Accurate and robust classification of sleep stages, in particular classifying Wake, N1, N2, N3, and REM stages, is of uttermost importance to diagnose sleep disorders and promote overall health. Traditional laboratory-based polysomnography (PSG) is resource-intensive, while existing at-home monitoring solutions often struggle with noisy or missing data. This research proposes a deep learning framework featuring a Cross-Modal Transformer for sleep stage classification that fuses multimodal physiological data (EEG, EOG, EMG) while maintaining performance in the presence of incomplete sensor streams.
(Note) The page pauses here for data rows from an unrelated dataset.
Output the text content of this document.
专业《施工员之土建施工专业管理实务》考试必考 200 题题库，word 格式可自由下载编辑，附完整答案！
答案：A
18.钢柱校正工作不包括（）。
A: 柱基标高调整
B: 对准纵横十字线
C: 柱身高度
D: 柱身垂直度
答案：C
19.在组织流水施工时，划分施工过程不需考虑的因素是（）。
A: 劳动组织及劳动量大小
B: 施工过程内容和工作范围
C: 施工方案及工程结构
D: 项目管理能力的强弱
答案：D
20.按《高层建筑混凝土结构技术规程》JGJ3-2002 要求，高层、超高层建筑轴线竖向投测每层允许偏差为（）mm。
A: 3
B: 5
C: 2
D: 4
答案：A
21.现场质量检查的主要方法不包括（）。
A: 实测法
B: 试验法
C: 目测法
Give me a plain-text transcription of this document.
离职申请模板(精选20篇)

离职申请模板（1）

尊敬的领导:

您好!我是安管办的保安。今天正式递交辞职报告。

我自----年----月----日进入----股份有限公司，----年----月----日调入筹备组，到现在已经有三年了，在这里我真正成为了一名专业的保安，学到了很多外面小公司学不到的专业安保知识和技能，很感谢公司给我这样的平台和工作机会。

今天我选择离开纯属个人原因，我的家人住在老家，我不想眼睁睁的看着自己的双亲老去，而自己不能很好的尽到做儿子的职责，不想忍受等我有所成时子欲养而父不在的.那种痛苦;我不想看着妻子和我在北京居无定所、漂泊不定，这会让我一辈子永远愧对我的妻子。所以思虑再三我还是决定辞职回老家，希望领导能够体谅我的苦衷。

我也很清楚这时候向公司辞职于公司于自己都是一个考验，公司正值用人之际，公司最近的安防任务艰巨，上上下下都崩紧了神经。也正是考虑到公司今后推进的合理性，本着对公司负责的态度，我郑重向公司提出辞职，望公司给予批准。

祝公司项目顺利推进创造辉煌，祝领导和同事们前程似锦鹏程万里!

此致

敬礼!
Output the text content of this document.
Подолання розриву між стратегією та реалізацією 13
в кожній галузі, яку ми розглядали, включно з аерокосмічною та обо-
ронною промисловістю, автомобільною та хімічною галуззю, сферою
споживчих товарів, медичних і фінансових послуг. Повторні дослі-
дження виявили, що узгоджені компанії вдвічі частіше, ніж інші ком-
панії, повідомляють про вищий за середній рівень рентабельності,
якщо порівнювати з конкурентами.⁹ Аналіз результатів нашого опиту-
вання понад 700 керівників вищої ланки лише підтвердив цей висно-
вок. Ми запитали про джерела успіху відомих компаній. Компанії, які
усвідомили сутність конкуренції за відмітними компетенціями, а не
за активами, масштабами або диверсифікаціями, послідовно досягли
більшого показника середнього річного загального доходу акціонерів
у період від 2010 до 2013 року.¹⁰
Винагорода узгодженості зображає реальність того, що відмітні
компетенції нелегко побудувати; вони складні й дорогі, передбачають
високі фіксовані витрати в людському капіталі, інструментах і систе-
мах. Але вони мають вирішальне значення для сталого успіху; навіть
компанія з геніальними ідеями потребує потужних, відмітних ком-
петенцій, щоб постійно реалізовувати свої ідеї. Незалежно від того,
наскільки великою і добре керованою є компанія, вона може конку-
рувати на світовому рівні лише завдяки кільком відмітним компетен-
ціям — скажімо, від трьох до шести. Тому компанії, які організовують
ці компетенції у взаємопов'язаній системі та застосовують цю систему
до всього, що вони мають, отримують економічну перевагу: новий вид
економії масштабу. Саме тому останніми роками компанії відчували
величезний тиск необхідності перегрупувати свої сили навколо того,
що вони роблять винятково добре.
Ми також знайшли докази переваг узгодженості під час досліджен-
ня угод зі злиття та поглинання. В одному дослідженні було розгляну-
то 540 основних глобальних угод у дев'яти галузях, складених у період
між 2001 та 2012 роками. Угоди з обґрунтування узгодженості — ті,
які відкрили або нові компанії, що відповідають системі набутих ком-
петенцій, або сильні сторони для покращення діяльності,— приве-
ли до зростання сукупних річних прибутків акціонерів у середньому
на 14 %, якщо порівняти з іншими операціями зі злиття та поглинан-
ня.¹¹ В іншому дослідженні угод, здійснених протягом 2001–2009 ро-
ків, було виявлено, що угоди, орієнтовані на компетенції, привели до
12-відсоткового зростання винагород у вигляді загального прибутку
Unlike simple attention or gated fusion which proved ineffective, the Transformer architecture forces the model to learn a joint, intertwined representation by treating the modalities as a single sequence of feature "tokens." The methodology involves extracting comprehensive features from the Sleep-EDF dataset, followed by subject-wise train-test splitting and aggressive data augmentation that simulates the random loss of any modality. A baseline attention model demonstrated a significant failure to adapt, with Cohen's Kappa score dropping from 0.74 to 0.64-0.66 when a modality was removed. In contrast, the Cross-Modal Transformer achieved a Kappa of 0.75 and accuracy of 81.3 with all modalities present and demonstrated graceful degradation, with scores of 0.74 when missing EMG, 0.73 when missing EOG, and a strong 0.72 when relying on EEG only. Future work will explore real-time implementation, investigate the framework's adaptability to other physiological signals, and evaluate its performance on more diverse and larger datasets from real-world, at-home monitoring scenarios.